MAA MAA - 1 year ago 207
Python Question

What is this bucket sort implementation doing?

This is my code for bucket sort in Python.

from random import randrange

def insertion_sort(aList):
for i in range(1, len(aList)):
for j in range(i, 0, -1):
if aList[j] < aList[j-1]:
aList[j], aList[j-1] = aList[j-1], aList[j]
return aList

def bucket_sort(aList):
buckets = [[]] * len(aList)
for index, value in enumerate(aList):
buckets_index = value * len(aList) // (max(aList) + 1)

answer = []

for bucket in buckets:
# answer += insertion_sort(bucket)

# return answer

aList = [randrange(10) for _ in range(100)]
answer = bucket_sort(aList)

What is happening? When I run the code, I always find that the first list in buckets is already sorted and the other lists in buckets are all copies of it.
Do I need the insertion sort for each list?
What would I use the "answer" variable for?!

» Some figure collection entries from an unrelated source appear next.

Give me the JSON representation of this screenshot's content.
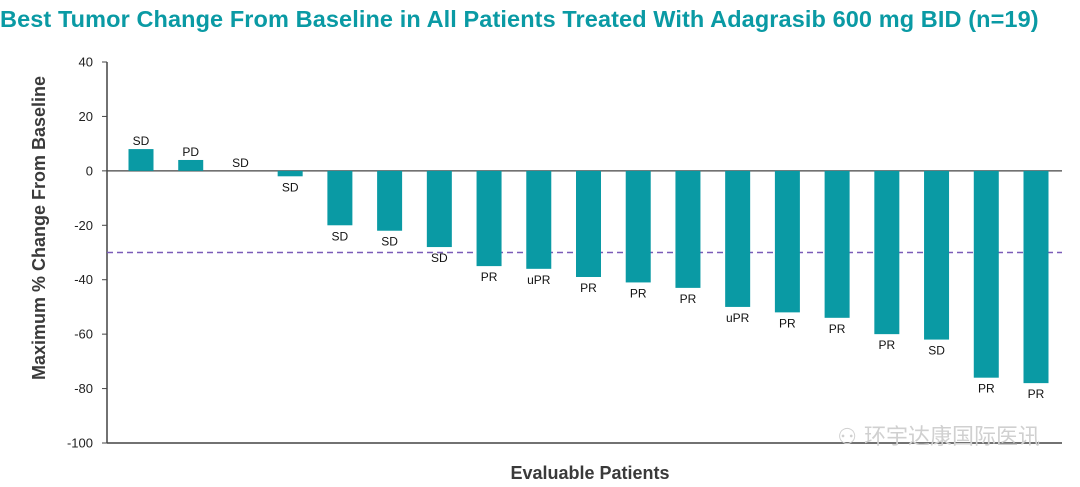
{
  "chart_data": {
    "type": "bar",
    "title": "Best Tumor Change From Baseline in All Patients Treated With Adagrasib 600 mg BID (n=19)",
    "xlabel": "Evaluable Patients",
    "ylabel": "Maximum % Change From Baseline",
    "ylim": [
      -100,
      40
    ],
    "yticks": [
      40,
      20,
      0,
      -20,
      -40,
      -60,
      -80,
      -100
    ],
    "reference_line": {
      "value": -30,
      "style": "dashed"
    },
    "bar_color": "#0a9aa4",
    "reference_color": "#7a5cb8",
    "values": [
      8,
      4,
      0,
      -2,
      -20,
      -22,
      -28,
      -35,
      -36,
      -39,
      -41,
      -43,
      -50,
      -52,
      -54,
      -60,
      -62,
      -76,
      -78
    ],
    "labels": [
      "SD",
      "PD",
      "SD",
      "SD",
      "SD",
      "SD",
      "SD",
      "PR",
      "uPR",
      "PR",
      "PR",
      "PR",
      "uPR",
      "PR",
      "PR",
      "PR",
      "SD",
      "PR",
      "PR"
    ]
  },
  "watermark": "环宇达康国际医讯"
}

I'm mainly relying on this visualization.

Rob Rob
Answer Source

One thing that i notice right off the bat is that you initialize your variable buckets as buckets = [[]] * len(aList). This makes a list of identical copies of the empty list. As such, any modification of this list is replicated in every element of buckets. Change this line to:

buckets =  [[] for _ in xrange(len(aList))]

To check if the lists inside the list are separate object, you could check their id's:

print [id(x) for x in buckets]

This should print a list of unique numbers.